Combate ao assédio moral no trabalho
Enviada em 08/06/2021
A Declaração Universal dos Direitos Humanos (DUDH), prevê a todos os indivíduos o direito à dignidade. No contexto brasileiro, todavia, esse legado não é efetivado, devido ao assédio moral no ambiente de trabalho. Esse cenário não só denota prejuízo à coesão social, como também fomenta a atuação mais incisiva do Poder Público e da sociedade civil para combaterem a realidade dos trabalhadores, que sofrem condutas abusivas. Tal problemática, em suma, deve-se à mercantilização do homem, bem como à impunidade dos casos de incoveniência no trabalho.
Em uma primeira análise, nota-se que o desenvolvimento do capitalismo reflete nas relações imoderadas de trabalho. Essa pespectiva econômica pauta-se no dinamismo e na produtividade, assim, os trabalhadores são moldados para a maior rendimento possível. Isso, por conseguinte, está em consonância com a obra “O capital”, do filósofo alemão Karl Marx, pois o livro ilustra a exploração da mão de obra humana, devido ao fato do trabalhador ser visto como objeto de mercado, logo, há a desumanização dele em prol do lucro da empresa. Desse modo, a mercantilização do indivíduo no ambiente de labor enquadra-se como assédio moral, já que há uma sobrecarga deliberada de trabalho para o cumprimento de metas irreais.

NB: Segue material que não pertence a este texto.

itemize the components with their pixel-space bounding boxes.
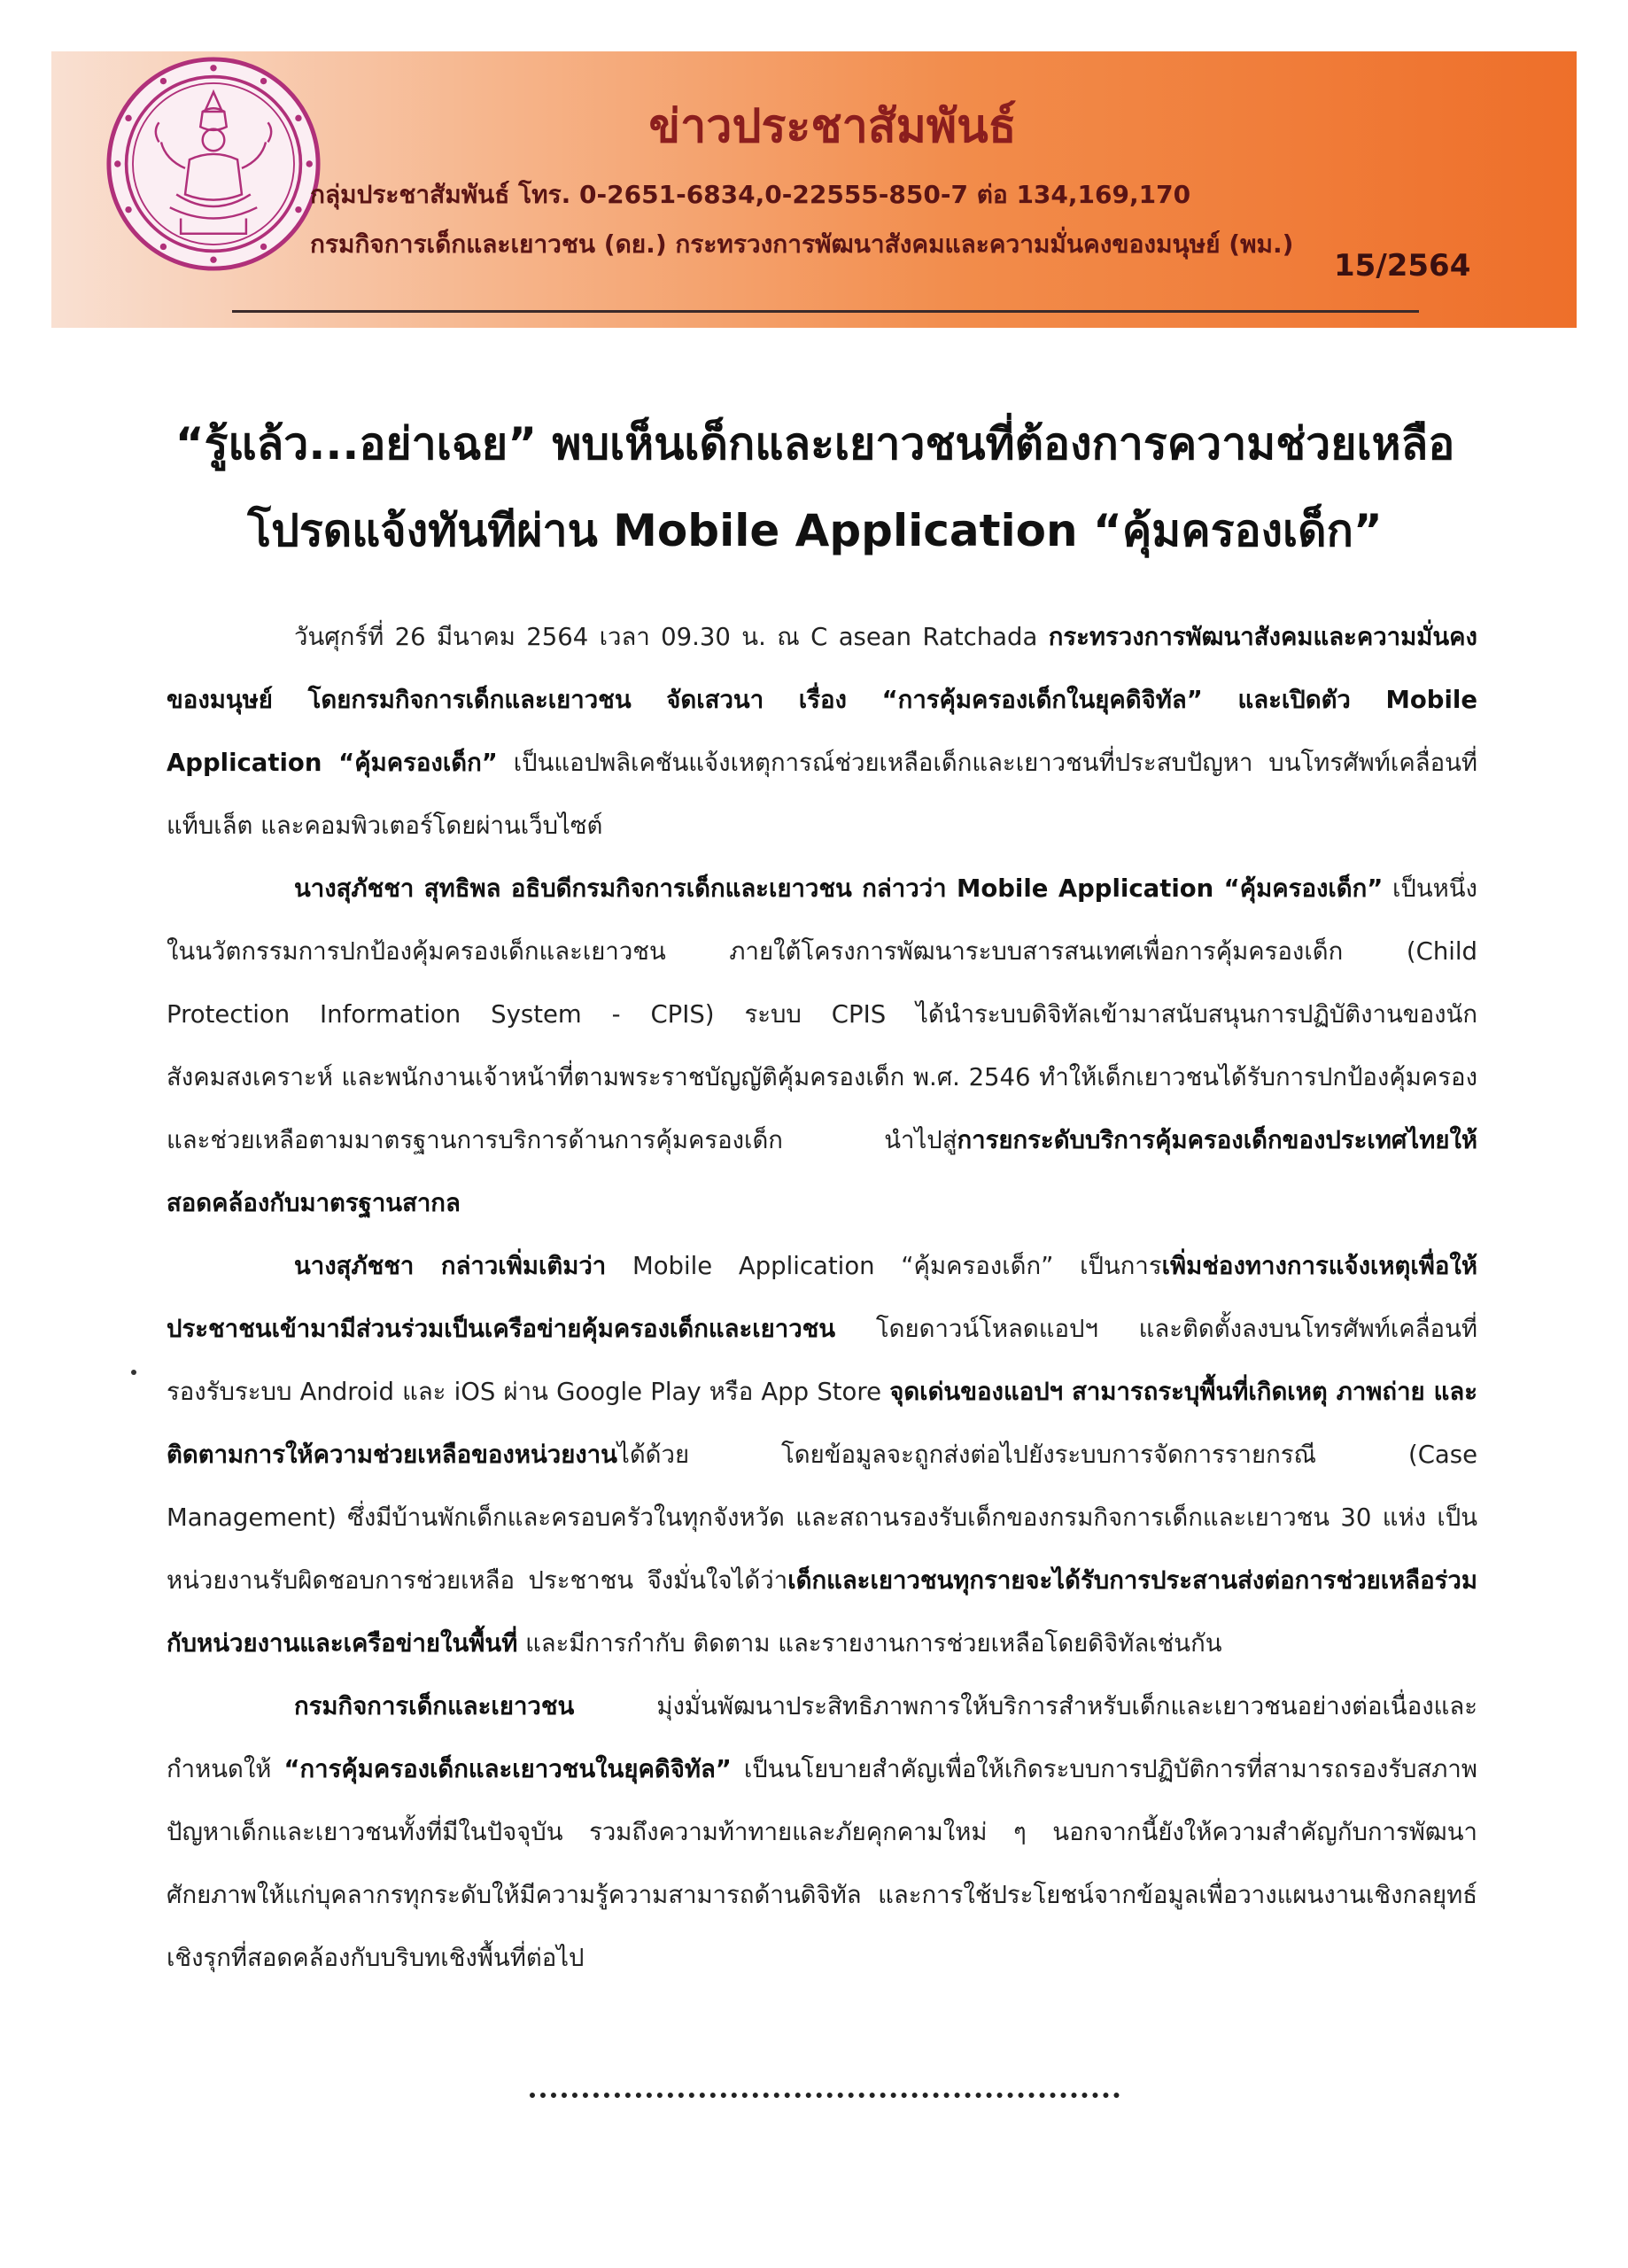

Ademais, em uma segunda análise, mais contundente, observa-se que a falta de legislação específica para o quadro de assédio moral dificulta a resolução da situação, pois a justiça trata a questão como pequeno delito e contribui, então, para a perpetuação de atitudes desrespeitosas e hierárquicas, já que não haverá consequências legais. Tal conjuntura está de acordo com o pensamento do filósofo brasileiro Marquês de Maricá, dado que a impunidade é o instrumento da manutenção dos crimes. Dessa maneira, é evidente o continuísmo, no ambiente de labor, de comportamentos imorais, os quais ofendem e diminuem o trabalhador, visto há ausência de penalidade das condutas impróprias e repetidas na esfera do serviço.
Percebe-se, portanto, que o direito à dignidade seja garantido conforme a DUDH para combater o assédio moral no ambiente de trabalho. De início, cabe ao Ministério do Trabalho promover uma vigilância nos ambientes de trabalho por profissionais contratados pelo Estado, mediante uma fiscalização semestral assídua das relações segundo as leis, para encontrar possíveis sobrecargas não remuneradas, com o intuito de descontruir a lógica do Karl Marx da mercantilização do homem. Paralelo a isso, o sindicato dos trabalhadores deve instigar o Congresso Nacional para suprimir o assédio moral no trabalho, por meio de sanções mais efetivas contra chefes assediadores, com multas e com prisão para que haja a ruptura noção de impunidade, conforme o raciocínio do Marquês.